- Born: 14 December 1811 London, England
- Died: c. 1848
- Branch: Royal Navy
- Rank: Commander (Royal Navy)
- Known for: Franklin's lost expedition

= Edward Little (Royal Navy officer) =

19th-century Royal Navy officer

Edward Little (14 December 1811 – c. 1848) was a British Royal Navy officer. He first served as a Lieutenant aboard HMS Donegal. During his career he also served aboard HMS Vindictive where he first met Sir John Franklin. He volunteered to serve on the Franklin Expedition where he served under Captain Francis Crozier. The expedition's mission was to find the Northwest Passage which could make for a new sea route to China.

== Early life ==
Edward Little was born 14 December 1811 in London, England. He was the son of Simon Little, who served as a Clerk aboard HMS Audacious. Little was baptized on 12 January 1812 at the St. Mary's Church in the parish of Hornsey. He was described as being 5' 9", with a fair complexion, hazel eyes, brown hair, and no noticeable scars or other marks.

== Naval service ==
Little joined the Royal Navy on 3 June 1826, at the age of fifteen years old. He first served as Volunteer aboard HMS Forte. In 1834, Little passed his Lieutenancy examination. He was promoted to the position of Lieutenant on the 30 December 1837 and the same day he started his service aboard HMS Donegal. He served on it for three years before he left. Then he spent one year aboard HMS Britannia.

After this appointment he started his service aboard HMS Vindictive on 6 May 1842. During his time aboard HMS Vindictive, Little met Sir John Franklin and his wife when they visited the ship. A party was hosted by the crew during which Little and Lieutenant Stewart were explaining the different objects of the party. When the French captured Tahiti, HMS Vindictive was sent there for diplomatic reasons.
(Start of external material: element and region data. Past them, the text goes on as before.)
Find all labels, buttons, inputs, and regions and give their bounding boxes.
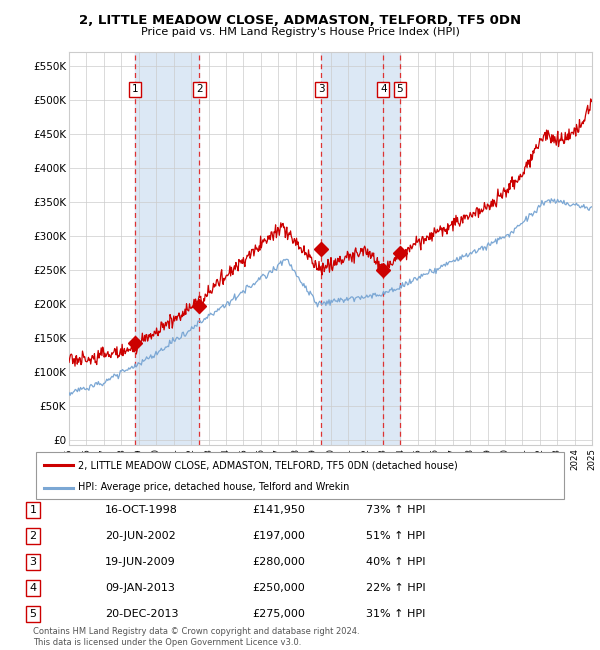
Text: 40% ↑ HPI: 40% ↑ HPI bbox=[366, 557, 425, 567]
Text: 2: 2 bbox=[196, 84, 203, 94]
Text: 20-JUN-2002: 20-JUN-2002 bbox=[105, 531, 176, 541]
Text: 4: 4 bbox=[29, 583, 37, 593]
Text: 2, LITTLE MEADOW CLOSE, ADMASTON, TELFORD, TF5 0DN (detached house): 2, LITTLE MEADOW CLOSE, ADMASTON, TELFOR… bbox=[78, 460, 458, 470]
Text: Price paid vs. HM Land Registry's House Price Index (HPI): Price paid vs. HM Land Registry's House … bbox=[140, 27, 460, 37]
Bar bbox=[135, 52, 199, 445]
Text: £280,000: £280,000 bbox=[252, 557, 305, 567]
Text: 09-JAN-2013: 09-JAN-2013 bbox=[105, 583, 175, 593]
Bar bbox=[321, 52, 400, 445]
Text: £250,000: £250,000 bbox=[252, 583, 305, 593]
Text: 73% ↑ HPI: 73% ↑ HPI bbox=[366, 505, 425, 515]
Text: 4: 4 bbox=[380, 84, 386, 94]
Text: 51% ↑ HPI: 51% ↑ HPI bbox=[366, 531, 425, 541]
Text: 20-DEC-2013: 20-DEC-2013 bbox=[105, 609, 179, 619]
Text: £197,000: £197,000 bbox=[252, 531, 305, 541]
Text: 1: 1 bbox=[29, 505, 37, 515]
Text: 22% ↑ HPI: 22% ↑ HPI bbox=[366, 583, 425, 593]
Text: 2, LITTLE MEADOW CLOSE, ADMASTON, TELFORD, TF5 0DN: 2, LITTLE MEADOW CLOSE, ADMASTON, TELFOR… bbox=[79, 14, 521, 27]
Text: HPI: Average price, detached house, Telford and Wrekin: HPI: Average price, detached house, Telf… bbox=[78, 482, 350, 493]
Text: 19-JUN-2009: 19-JUN-2009 bbox=[105, 557, 176, 567]
Text: 16-OCT-1998: 16-OCT-1998 bbox=[105, 505, 178, 515]
Text: £275,000: £275,000 bbox=[252, 609, 305, 619]
Text: 5: 5 bbox=[397, 84, 403, 94]
Text: 5: 5 bbox=[29, 609, 37, 619]
Text: 3: 3 bbox=[318, 84, 325, 94]
Text: 2: 2 bbox=[29, 531, 37, 541]
Text: £141,950: £141,950 bbox=[252, 505, 305, 515]
Text: Contains HM Land Registry data © Crown copyright and database right 2024.
This d: Contains HM Land Registry data © Crown c… bbox=[33, 627, 359, 647]
Text: 3: 3 bbox=[29, 557, 37, 567]
FancyBboxPatch shape bbox=[36, 452, 564, 499]
Text: 1: 1 bbox=[132, 84, 139, 94]
Text: 31% ↑ HPI: 31% ↑ HPI bbox=[366, 609, 425, 619]
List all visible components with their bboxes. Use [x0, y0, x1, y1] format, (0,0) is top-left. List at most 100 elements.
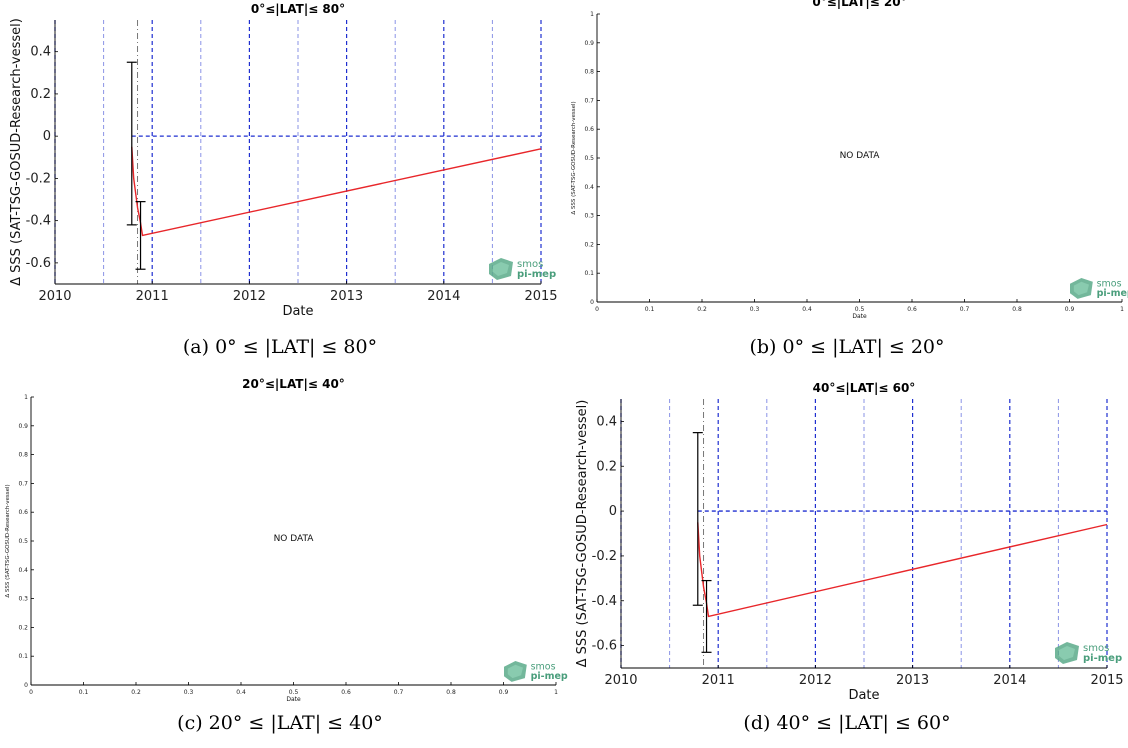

Captain Toup Nicolas sent Little and Lieutenant Hill on a small schooner to the West Indies because the situation on Tahiti became more complicated. The route meant that they had to walk overland at Panama. His service aboard HMS Vindictive officially ended when he arrived back to England. After a short discharge he served aboard HMS Victory and HMS Albion.

== Franklin Expedition ==
Little signed up for HMS Terror on 4 March 1845, just a few weeks before the expedition set sail. In one of his letters Crozier described Little as "really a very superior fellow." During this time he was promoted in absentia to the rank of Commander by the Admiralty on 9 November 1846.

All of the crew members were officially declared dead in the March of 1854. No remains or personal belongings have been identified as belonging to Little.

==Legacy==
Little Point on the western side of King William Island was named after him. Southeast from this location were found 23 human bones, belonging to at least two individuals. Explorer William Penny named Little Cape located on Dundas Island in Wellington Channel, in memory of Edward Little.